Harris, on the other hand, isn't nearly as natural a playmaker. He has the capability to run the pick and roll, but he doesn't seem nearly as comfortable as a drive-and-kick guy. He is averaging 2.8 assists on 1.9 turnovers this season.
This is the kind of play Harris is going to have to make for Michigan State to win the Big Ten. Keith Appling may be a senior point guard, but I would not trust him if I was a Spartans fan, as his decision-making ability in crunch-time is questionable at best.
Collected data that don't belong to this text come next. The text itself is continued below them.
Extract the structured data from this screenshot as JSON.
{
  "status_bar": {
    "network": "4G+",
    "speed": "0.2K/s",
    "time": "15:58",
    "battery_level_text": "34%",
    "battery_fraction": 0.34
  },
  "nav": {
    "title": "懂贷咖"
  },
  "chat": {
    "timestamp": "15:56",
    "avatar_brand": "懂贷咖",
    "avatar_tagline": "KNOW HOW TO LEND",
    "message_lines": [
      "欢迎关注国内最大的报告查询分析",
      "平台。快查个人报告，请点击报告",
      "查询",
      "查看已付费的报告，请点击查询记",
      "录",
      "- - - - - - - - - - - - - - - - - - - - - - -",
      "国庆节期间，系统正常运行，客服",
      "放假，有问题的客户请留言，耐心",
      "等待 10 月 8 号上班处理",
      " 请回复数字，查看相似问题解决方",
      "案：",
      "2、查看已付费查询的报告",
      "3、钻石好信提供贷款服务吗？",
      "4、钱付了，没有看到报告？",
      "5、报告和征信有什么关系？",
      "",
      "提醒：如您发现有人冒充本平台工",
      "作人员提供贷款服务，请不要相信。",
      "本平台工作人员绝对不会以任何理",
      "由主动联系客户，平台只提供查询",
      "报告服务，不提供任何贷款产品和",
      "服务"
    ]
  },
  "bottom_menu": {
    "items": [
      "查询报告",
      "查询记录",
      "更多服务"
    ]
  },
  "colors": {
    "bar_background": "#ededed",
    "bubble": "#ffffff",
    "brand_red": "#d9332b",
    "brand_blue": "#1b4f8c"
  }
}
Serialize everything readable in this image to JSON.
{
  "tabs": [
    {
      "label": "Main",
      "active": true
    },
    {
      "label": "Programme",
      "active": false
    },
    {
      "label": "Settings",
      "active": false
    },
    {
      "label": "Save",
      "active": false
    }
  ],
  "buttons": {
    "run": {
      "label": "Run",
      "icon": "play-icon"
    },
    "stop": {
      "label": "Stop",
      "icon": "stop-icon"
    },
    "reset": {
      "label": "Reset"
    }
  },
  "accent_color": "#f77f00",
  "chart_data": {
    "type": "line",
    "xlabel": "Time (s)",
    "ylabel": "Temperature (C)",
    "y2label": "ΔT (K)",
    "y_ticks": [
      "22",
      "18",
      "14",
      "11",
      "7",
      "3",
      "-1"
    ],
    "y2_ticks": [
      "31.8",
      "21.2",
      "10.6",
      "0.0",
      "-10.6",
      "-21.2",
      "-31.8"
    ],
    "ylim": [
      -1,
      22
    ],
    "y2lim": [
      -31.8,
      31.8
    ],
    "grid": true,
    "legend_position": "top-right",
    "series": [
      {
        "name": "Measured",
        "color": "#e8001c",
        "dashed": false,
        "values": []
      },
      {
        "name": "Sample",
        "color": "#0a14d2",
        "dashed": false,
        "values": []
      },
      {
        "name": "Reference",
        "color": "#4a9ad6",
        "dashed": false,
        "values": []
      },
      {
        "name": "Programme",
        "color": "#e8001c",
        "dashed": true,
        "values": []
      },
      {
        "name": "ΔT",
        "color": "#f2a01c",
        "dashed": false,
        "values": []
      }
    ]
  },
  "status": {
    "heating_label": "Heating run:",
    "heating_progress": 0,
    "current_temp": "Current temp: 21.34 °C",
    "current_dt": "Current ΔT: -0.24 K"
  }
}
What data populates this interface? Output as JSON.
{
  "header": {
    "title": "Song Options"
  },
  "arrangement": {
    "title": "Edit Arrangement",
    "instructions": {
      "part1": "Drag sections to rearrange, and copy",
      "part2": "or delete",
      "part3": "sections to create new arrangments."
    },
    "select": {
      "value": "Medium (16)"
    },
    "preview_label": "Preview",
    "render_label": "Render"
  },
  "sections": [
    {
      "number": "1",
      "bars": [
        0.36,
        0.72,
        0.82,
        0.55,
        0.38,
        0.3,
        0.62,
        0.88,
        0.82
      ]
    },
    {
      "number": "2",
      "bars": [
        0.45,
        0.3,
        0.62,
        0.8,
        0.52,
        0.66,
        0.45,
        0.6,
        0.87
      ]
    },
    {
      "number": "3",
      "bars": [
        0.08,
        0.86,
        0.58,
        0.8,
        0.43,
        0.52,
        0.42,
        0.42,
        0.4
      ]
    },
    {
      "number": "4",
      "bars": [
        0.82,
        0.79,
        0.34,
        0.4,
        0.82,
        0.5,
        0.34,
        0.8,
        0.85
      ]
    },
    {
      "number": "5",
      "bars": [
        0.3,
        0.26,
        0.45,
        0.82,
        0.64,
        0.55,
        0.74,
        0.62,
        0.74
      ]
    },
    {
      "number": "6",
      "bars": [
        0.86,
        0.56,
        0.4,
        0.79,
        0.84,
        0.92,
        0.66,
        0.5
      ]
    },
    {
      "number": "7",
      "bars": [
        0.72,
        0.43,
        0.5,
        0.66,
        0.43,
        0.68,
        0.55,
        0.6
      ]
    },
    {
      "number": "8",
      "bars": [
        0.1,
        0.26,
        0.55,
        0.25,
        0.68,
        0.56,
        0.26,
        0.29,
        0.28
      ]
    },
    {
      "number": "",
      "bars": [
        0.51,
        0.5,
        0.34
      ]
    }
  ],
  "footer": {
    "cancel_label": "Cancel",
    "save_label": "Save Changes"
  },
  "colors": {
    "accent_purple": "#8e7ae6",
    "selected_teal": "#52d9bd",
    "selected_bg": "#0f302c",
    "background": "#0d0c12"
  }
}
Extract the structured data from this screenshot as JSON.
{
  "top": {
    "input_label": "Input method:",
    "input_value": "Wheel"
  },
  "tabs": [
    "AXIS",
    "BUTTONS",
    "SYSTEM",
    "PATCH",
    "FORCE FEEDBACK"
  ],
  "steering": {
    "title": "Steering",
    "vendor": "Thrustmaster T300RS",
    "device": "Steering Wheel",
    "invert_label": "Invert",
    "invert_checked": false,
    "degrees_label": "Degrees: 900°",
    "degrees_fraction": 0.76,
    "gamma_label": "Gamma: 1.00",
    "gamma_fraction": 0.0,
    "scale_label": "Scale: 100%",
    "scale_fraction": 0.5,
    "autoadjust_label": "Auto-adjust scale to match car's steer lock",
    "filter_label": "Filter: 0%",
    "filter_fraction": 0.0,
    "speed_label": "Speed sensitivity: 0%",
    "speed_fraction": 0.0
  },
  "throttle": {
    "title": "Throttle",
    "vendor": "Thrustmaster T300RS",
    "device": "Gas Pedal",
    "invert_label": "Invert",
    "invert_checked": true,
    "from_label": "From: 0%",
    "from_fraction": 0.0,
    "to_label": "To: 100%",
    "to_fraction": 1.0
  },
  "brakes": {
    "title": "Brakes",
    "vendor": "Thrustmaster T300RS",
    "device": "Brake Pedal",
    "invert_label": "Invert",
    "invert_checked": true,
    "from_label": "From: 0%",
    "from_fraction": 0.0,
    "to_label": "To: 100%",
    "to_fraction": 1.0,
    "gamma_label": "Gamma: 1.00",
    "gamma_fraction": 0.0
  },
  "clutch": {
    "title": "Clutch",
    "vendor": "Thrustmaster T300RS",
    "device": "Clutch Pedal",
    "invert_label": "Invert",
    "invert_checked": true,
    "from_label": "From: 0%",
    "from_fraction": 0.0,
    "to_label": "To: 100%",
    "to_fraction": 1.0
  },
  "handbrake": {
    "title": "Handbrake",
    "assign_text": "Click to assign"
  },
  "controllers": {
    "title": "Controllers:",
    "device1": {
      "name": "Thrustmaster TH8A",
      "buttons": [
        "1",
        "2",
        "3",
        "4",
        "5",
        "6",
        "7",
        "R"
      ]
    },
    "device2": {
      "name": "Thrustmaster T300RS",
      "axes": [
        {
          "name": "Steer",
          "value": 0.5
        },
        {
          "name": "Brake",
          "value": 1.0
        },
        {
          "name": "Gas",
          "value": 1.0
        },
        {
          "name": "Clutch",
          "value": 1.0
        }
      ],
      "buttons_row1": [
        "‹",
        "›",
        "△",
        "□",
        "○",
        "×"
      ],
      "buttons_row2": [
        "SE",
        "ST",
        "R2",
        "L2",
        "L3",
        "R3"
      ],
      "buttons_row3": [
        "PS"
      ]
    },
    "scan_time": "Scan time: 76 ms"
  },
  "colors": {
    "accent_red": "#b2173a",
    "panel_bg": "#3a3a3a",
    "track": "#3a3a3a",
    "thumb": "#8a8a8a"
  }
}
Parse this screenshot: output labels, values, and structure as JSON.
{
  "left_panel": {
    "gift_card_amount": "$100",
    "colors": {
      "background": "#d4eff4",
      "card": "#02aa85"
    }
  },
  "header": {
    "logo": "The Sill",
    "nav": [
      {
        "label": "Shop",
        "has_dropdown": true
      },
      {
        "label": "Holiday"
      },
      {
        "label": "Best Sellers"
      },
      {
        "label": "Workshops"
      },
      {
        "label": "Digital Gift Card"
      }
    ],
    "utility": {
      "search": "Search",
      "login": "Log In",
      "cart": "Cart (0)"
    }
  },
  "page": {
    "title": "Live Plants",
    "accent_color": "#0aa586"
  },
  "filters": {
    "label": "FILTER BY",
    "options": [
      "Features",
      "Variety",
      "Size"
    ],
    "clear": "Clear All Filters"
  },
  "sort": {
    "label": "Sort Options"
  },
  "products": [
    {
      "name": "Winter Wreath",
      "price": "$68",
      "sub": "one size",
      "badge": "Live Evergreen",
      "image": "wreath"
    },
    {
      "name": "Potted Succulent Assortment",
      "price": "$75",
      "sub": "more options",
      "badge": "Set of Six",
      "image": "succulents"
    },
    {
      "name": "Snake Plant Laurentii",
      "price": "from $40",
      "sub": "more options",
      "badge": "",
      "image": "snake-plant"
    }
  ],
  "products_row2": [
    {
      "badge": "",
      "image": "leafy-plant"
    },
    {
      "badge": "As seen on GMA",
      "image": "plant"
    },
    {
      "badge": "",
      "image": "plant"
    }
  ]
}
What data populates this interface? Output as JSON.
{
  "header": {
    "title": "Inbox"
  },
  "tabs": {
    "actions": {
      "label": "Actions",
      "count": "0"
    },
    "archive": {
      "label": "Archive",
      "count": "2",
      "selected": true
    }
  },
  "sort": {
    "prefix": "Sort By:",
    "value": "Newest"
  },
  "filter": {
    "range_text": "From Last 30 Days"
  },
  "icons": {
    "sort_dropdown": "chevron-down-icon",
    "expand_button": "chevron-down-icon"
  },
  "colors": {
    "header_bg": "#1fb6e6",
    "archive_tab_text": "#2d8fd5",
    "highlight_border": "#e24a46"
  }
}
That was the biggest difference in Michigan's ability to pull out the win in East Lansing on Saturday. Stauskas was getting buckets (19 points) and getting everyone else involved (four assists) while Harris was mostly just getting buckets (27 points and two assists). They are both excellent prospects, but when it comes to draft time, I will take the guard whose a great playmaker and a decent defender over one whose a great defender and a decent playmaker.
Games of the Week:
Michigan State at Iowa, Tuesday
The Spartans better hope Adreian Payne is back for this one, because Iowa is quietly putting together an excellent season. These aren't your father's Hawkeyes; they will get into you, turn you over and dunk on you. Fran McCaffery is one of my early picks for national coach of the year. Watch out for Roy Devyn Marble, a 6'6 senior guard who could sneak into late first-round pick discussions.
Kentucky at Missouri, Saturday
This is the game Jordan Clarkson, Earnest Ross and Jabari Brown have circled on their calendars all season. They are all transfers who have paid their dues; big, experienced guards with the athleticism to run and jump with Kentucky. They are looking at the Harrison Twins and James Young like 50 Cent in "How To Rob." Missouri only gets John Calipari's bunch once this season, so if those three want to get big-time money playing basketball, it's now or never.
Duke at Syracuse, Saturday
This is a game where you will see the Tyler Ennis Experience in full effect. Ennis is what people mean when they talk about someone being a "true point guard." He may be a freshman, but he controls pace like a 10-year NBA veteran. He keeps his head, he never picks up his dribble and he doesn't turn it over.
Don't worry so much about what Jabari Parker and Rodney Hood do. With the exception of international play, they will never see anything like Jim Boeheim's 2-3 zone again in their career.